Siamo utenti o più semplici spettatori di incontri tra capi di Stato e schermi pieni di numeri, ma di cui fondamentalmente non capiamo nulla. Sappiamo solo che non si arriva a fine mese.
Ed è nel linguaggio stesso il problema: i nostri politici hanno smesso di parlarci. Almeno di parlarci sul serio. Per vergogna, forse. O forse no. Questi si mantengono su voti sostenuti dai preconcetti classici di chi, di politica, non ne ha mai voluto sapere niente. E quando non si tratta di poveri ignari, ci sono i grandi idealisti  che, invece, credono di saperne troppo. Ed infine votano come la loro famiglia gli ha indicato, per interessi personali maggiormente. Spirito critico dissolto, assente.

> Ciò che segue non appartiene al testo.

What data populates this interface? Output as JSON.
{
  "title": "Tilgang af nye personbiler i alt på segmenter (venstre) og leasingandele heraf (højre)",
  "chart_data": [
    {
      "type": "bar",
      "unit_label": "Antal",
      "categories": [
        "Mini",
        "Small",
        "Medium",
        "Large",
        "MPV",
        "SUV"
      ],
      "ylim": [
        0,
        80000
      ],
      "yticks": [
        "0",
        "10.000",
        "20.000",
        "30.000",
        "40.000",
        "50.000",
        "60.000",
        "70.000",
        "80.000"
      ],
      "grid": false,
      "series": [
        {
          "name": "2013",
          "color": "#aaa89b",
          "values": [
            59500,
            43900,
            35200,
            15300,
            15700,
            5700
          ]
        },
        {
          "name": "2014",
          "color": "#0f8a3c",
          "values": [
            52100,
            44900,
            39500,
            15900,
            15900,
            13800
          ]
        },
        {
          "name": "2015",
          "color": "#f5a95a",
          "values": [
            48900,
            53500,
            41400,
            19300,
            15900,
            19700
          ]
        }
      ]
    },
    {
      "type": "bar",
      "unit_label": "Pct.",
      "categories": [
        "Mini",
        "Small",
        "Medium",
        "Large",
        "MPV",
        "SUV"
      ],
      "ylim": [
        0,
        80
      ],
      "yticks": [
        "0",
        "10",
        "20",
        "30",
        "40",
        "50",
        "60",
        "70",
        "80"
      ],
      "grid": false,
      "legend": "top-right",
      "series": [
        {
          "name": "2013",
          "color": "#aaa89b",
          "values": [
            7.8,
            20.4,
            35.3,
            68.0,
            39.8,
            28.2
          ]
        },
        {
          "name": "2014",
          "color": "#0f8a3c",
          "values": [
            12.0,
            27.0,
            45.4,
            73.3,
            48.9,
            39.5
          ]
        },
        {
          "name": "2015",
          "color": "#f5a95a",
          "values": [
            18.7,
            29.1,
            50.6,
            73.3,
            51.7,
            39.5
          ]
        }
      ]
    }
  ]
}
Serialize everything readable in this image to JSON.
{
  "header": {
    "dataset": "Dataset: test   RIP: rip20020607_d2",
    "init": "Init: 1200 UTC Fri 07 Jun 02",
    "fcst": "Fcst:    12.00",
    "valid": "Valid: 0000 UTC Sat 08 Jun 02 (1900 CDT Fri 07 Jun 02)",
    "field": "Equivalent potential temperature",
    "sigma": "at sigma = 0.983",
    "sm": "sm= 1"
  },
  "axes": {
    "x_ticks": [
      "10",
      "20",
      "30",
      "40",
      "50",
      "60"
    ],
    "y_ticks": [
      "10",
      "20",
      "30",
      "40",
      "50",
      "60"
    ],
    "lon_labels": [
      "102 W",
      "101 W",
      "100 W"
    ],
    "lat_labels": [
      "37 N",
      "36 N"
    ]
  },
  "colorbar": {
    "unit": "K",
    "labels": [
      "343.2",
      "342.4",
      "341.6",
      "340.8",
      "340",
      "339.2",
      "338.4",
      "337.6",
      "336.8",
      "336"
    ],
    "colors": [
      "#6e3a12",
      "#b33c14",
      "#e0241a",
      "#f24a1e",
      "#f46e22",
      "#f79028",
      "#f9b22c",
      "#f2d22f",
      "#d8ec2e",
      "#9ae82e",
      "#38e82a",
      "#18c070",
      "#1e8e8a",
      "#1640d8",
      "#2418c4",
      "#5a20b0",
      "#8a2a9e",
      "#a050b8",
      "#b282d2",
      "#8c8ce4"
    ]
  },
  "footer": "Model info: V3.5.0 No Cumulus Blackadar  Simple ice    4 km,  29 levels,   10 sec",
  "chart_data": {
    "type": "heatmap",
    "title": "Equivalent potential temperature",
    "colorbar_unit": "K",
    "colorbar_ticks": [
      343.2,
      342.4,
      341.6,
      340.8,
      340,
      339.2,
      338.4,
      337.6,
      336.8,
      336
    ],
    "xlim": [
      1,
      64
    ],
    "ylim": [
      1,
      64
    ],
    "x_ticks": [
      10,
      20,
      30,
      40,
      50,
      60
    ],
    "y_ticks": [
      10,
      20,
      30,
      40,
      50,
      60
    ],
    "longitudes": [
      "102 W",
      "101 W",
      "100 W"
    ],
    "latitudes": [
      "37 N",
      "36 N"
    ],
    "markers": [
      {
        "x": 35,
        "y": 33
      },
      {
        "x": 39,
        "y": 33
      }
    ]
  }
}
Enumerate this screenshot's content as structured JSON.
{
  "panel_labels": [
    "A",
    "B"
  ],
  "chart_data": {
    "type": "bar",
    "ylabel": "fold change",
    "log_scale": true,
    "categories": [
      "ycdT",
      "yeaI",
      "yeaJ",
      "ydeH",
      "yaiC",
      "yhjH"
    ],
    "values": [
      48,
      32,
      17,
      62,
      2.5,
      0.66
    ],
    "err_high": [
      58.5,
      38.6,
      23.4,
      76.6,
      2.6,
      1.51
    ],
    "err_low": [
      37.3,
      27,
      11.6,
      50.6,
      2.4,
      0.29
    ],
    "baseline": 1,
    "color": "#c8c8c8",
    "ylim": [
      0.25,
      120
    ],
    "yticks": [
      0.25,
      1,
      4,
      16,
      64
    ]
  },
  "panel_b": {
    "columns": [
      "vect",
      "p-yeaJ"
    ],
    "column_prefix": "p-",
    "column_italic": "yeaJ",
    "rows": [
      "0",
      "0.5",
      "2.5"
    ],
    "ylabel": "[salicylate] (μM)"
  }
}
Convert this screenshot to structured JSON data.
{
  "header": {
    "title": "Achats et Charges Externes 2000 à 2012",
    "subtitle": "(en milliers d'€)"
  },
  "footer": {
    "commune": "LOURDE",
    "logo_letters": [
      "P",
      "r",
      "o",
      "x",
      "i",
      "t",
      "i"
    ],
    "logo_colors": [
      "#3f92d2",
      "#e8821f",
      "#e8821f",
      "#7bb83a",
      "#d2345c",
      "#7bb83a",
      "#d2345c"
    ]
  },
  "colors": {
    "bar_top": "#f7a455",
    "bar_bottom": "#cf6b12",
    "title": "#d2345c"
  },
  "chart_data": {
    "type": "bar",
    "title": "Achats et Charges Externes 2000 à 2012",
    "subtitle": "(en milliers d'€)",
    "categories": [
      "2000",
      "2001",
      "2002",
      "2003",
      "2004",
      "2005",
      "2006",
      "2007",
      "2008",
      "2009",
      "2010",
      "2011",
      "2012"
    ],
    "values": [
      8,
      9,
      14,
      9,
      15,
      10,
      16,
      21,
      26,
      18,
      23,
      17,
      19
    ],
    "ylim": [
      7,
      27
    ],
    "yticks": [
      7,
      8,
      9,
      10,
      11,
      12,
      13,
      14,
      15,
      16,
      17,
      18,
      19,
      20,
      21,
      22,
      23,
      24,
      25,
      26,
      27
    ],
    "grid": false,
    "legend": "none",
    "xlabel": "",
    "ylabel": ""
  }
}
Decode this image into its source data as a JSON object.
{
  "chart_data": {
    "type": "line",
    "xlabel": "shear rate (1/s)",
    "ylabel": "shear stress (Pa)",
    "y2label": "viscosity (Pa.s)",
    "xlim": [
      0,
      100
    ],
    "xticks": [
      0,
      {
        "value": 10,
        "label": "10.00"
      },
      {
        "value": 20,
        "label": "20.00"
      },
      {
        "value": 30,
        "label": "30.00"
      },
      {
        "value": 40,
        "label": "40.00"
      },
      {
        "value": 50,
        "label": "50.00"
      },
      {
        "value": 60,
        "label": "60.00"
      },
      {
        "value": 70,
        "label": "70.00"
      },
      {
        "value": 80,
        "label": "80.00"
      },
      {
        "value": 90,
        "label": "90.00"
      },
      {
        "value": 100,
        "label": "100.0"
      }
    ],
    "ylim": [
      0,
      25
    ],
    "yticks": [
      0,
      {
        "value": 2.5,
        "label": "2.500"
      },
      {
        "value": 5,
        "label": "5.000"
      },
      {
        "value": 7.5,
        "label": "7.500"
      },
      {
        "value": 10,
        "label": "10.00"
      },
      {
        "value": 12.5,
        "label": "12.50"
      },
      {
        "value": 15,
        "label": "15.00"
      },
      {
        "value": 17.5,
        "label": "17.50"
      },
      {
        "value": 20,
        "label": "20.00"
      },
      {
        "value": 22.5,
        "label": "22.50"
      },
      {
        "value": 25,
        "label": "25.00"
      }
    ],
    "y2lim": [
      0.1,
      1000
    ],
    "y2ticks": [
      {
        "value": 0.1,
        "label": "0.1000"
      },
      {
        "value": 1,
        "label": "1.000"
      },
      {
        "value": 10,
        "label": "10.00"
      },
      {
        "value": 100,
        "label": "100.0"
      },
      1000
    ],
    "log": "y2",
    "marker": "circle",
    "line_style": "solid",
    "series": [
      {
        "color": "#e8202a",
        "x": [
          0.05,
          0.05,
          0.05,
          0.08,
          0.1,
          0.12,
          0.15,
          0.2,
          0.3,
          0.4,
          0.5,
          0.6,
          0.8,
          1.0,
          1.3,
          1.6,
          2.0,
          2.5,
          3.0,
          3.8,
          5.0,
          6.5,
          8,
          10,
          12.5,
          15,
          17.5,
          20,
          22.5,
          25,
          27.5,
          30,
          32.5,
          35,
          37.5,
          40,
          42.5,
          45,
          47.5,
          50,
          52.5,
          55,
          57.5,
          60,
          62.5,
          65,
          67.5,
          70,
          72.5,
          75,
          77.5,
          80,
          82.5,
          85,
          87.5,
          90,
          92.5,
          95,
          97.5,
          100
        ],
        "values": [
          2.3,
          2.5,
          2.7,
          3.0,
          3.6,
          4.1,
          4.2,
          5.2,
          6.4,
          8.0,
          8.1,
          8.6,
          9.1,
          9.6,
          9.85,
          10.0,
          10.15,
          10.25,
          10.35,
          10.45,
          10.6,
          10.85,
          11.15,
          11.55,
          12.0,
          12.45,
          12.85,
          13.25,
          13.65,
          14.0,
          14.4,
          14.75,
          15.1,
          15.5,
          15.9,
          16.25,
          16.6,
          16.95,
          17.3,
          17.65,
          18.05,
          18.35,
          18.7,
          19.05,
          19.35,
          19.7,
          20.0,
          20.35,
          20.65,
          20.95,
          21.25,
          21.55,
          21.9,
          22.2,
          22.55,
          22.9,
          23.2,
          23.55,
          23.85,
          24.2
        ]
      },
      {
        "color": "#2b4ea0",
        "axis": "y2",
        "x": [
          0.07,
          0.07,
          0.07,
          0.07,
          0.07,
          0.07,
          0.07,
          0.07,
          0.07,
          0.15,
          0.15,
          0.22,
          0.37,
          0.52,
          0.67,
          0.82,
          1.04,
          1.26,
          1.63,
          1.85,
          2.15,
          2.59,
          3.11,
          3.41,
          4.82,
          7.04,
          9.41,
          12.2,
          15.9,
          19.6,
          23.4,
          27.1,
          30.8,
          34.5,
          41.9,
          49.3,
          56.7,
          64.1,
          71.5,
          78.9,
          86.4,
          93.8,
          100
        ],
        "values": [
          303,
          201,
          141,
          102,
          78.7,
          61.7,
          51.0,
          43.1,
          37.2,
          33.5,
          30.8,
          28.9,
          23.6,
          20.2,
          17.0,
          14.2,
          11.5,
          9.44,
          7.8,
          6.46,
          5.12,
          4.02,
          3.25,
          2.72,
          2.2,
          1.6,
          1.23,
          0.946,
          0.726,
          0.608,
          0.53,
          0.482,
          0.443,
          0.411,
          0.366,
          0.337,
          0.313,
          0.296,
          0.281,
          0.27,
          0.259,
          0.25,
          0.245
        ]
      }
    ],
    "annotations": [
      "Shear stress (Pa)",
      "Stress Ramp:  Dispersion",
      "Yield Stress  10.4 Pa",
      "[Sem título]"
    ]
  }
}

Ci sono, poi, pochi consapevoli. Ma quanto realmente valgono e quanto ancora possono rimanere aggrappati prima di cadere (e lasciar cadere anche gli altri, con loro) nel baratro del nulla sociale? Possiamo dire che loro, con le loro forze, sono la società civile consapevole, la vera società civile. Ma, di nuovo, quanto potranno resistere ancora? Cosa accadrà quando la società civile (quella vera) non ce la farà più? Chiedetelo ai monti.